Blacklist molded Joan Scott’s screenwriting career
Published 5:00 am Friday, June 29, 2012
In 1950s Hollywood, screenwriter Joan Scott seemed so adept at turning out tough-guy scripts that she became known as “the girl who writes like a man.”
What the studios didn’t know was she wasn’t the writer. Her husband was.
She was married to Adrian Scott, a screenwriter who was blacklisted after refusing to cooperate with the communist-hunting House Un-American Activities Committee. Cited for contempt of Congress, he went to prison as one of the Hollywood 10.
When he was released he was unemployable, so Scott became his “front,” taking his work to story conferences, keeping track of the revisions and giving him the notes at home so he could do the rewriting. When his work made it onto television shows, she took the credit under a pseudonym, Joanne Court.
Those were bitter years with one unintended benefit: “It was how I learned to be a writer,” she told the Los Angeles Times years later.
Scott, who had a colorful career in her own right scripting stories for such popular shows as “Lassie” and “Have Gun, Will Travel,” died June 19 in Woodland Hills, said her friend, Candy Tanaka. She was 91 and had vascular dementia.

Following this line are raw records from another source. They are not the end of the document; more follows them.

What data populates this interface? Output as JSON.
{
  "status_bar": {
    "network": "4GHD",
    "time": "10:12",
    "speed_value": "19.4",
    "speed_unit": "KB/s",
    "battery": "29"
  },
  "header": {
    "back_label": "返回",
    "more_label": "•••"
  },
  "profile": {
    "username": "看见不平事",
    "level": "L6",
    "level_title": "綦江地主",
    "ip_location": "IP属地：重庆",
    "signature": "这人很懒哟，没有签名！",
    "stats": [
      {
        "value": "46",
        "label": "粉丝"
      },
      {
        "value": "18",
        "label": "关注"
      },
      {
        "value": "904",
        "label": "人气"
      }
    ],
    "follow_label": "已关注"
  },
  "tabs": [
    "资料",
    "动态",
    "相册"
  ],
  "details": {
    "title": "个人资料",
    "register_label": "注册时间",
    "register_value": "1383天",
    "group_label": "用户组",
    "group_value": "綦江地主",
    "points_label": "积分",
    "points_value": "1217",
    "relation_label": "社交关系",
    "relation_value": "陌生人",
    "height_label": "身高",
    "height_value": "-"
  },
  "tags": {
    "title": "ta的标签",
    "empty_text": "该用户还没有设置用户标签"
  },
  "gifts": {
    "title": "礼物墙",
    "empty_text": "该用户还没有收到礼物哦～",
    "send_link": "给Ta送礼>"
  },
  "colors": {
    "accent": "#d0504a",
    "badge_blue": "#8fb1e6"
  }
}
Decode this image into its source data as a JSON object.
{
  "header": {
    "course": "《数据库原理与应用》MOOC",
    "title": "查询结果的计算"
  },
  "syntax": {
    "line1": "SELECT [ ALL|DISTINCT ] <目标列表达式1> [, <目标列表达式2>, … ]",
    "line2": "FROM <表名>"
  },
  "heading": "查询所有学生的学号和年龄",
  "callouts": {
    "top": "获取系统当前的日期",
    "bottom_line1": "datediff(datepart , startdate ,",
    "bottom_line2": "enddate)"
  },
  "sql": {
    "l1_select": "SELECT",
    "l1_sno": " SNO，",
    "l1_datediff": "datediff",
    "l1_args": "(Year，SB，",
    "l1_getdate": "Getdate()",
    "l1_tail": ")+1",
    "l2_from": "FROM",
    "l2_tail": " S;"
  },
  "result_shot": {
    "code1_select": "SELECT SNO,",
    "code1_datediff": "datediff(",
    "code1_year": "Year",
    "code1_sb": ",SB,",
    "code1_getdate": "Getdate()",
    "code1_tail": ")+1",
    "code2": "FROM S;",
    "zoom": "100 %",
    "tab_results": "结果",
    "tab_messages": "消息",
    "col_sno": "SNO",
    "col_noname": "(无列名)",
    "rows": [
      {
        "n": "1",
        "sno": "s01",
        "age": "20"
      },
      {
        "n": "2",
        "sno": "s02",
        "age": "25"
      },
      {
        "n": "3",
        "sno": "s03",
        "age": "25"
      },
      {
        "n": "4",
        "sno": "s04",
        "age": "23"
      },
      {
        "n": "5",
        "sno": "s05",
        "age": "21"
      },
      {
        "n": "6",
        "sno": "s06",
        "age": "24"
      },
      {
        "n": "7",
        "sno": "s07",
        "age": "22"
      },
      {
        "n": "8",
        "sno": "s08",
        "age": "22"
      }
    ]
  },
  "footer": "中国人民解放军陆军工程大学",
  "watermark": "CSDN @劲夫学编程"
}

Blacklisted herself, Scott fought to gain proper recognition of her work from the Writers Guild of America, which in 1980 began restoring credits to the authors of hundreds of screenplays who had been forced to use aliases or fronts during the McCarthy era. She was a technical adviser with a small walk-on part in the 1991 blacklist film “Guilty by Suspicion,” which starred Robert De Niro.
In the 1990s the guild changed the screenwriting credits for the 1962 MGM release “Cairo” and the 1960 Disney film “The Magnificent Rebel” from Joanne Court to Joan Scott.
“She had a bitter life to some degree,” said Patrick McGilligan, a historian who co-authored “Tender Comrades,” a 1997 oral history of the blacklist era. “I think of her as a stand-in for all the wives — and, in some cases, husbands — who were affected by the blacklist profoundly, horribly in her case, and never found their voice. Joan found her voice partly as a consequence of the blacklist, as a front for her husband. She emerged as a very sharp writer in her own right, not Oscar-nominated or famous but with a very interesting career.”
She was born Joan LaCour in Long Branch, N.J., on May 21, 1921. Her mother performed in vaudeville, which led to a peripatetic childhood. Her father deserted the family when she and her identical twin sister were 2.
As the Depression deepened, she moved with family to Los Angeles about 1934 and attended Hollywood High School.
She met Adrian Scott at a rally for the Hollywood 10 and began dating him after he was released from prison in 1951. In 1955 they were married at the home of another Hollywood 10 member, screenwriter Dalton Trumbo.
In the early 1950s, she was executive secretary of the Television Writers of America.